Well, neither thing is true. Often, alcohol consumption is linked to parenthood often in one’s frolicky teen years but I only have a nodding relationship to both concepts. No, I describe my onhand inventory of soda that way because over the course of a long writing day, a glass of something fizzy and tasty helps to grease the gears of productivity. When I’m in my last 20 days before a book deadline, my blood is about 20% phosphoric acid.

The Soda Protocols by Andy Ihnatko.

We went down the route of the diet soda long time ago, too. Full-sugar beverages taste excessively cloying to me most of the time. A couple of years ago I started to worry about the amount of artificial sweeteners I was drinking, and cut out carbonated sweetened beverages completely for a while, but the habit didn’t stick. Last summer I rediscovered Spezi, and went wild with fruit flavourings: slicing up half an orange or lemon (or both!), crushing them into the bottom of a cup, and filling it up with diet cola. This has the side benefit of making cheap off-brand diet cola taste wildly excellent.

My current preferred carbonated beverage is diet cola with a splash of orange juice, ideally the kind with lots of pulp. The pulp floats to the surface, and forms an orange-brown felted mat on the surface of the drink. To the uninitiated it looks like swamp water, but it’s fruity and refreshing with all same caffeinated goodness.
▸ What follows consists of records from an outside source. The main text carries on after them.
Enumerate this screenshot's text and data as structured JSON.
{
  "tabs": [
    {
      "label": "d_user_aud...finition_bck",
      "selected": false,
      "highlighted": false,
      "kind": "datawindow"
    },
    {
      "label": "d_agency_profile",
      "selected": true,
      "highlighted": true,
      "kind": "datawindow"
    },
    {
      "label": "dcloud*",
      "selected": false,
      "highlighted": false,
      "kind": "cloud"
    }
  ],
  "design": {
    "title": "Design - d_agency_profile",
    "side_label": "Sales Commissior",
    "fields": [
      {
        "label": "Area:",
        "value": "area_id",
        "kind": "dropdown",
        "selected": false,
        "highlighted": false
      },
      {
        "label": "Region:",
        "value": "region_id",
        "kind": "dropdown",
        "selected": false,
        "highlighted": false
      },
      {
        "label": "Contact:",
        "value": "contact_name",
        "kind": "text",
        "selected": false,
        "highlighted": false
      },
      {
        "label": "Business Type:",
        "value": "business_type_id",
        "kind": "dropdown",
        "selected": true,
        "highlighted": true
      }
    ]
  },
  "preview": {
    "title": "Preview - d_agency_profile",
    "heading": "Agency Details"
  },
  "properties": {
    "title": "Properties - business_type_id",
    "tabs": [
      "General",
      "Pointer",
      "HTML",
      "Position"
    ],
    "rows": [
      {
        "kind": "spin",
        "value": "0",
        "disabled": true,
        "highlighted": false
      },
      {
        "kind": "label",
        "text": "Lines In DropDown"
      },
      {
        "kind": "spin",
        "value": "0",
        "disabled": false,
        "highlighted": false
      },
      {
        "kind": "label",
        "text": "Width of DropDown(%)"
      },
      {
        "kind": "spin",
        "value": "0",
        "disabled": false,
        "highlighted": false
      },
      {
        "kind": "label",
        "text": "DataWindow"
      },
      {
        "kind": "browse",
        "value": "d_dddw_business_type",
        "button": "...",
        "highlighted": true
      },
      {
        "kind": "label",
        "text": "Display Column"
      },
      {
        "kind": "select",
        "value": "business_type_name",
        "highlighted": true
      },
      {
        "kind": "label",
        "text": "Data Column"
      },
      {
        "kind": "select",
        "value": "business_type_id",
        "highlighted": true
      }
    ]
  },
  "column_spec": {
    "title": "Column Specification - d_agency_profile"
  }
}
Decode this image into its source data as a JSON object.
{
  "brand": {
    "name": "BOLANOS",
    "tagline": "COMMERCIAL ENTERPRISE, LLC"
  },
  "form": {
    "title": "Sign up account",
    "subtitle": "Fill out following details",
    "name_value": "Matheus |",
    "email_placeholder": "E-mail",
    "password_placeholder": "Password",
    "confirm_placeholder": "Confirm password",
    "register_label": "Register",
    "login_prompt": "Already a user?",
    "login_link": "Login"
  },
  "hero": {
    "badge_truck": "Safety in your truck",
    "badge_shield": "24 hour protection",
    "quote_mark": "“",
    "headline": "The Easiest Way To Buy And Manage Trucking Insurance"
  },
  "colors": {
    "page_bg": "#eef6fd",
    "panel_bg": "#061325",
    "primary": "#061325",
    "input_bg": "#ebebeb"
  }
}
In terms of protocols, I have two that I’m trying to stick to for my standard daily at-home routine:

  1. No caffeinated beverages after about 18:00 (ish). I find I get to sleep more easily without caffeine in the evening.
  2. Stick to 300ml mugs and cups. If I put the drink in a larger cup or mug, I drink it just as fast, and return to the kitchen just as often. That leads to increased bladder pressure and more bouncing around in my chair.

(Exceptions apply.)

When I’m in the office in Edinburgh, I drink my cola from cans or bottles. I drink more slowly from cans and bottles, because I tend to take a single sip and then put the container aside for a while. With a cup or a mug, I’m much more inclined to take several gulps at once, or drain it from half-way full. I don’t understand the psychology here. I suspect it’s because of the social pressure – when I’m surrounded by co-workers, I’m more inclined to show moderation.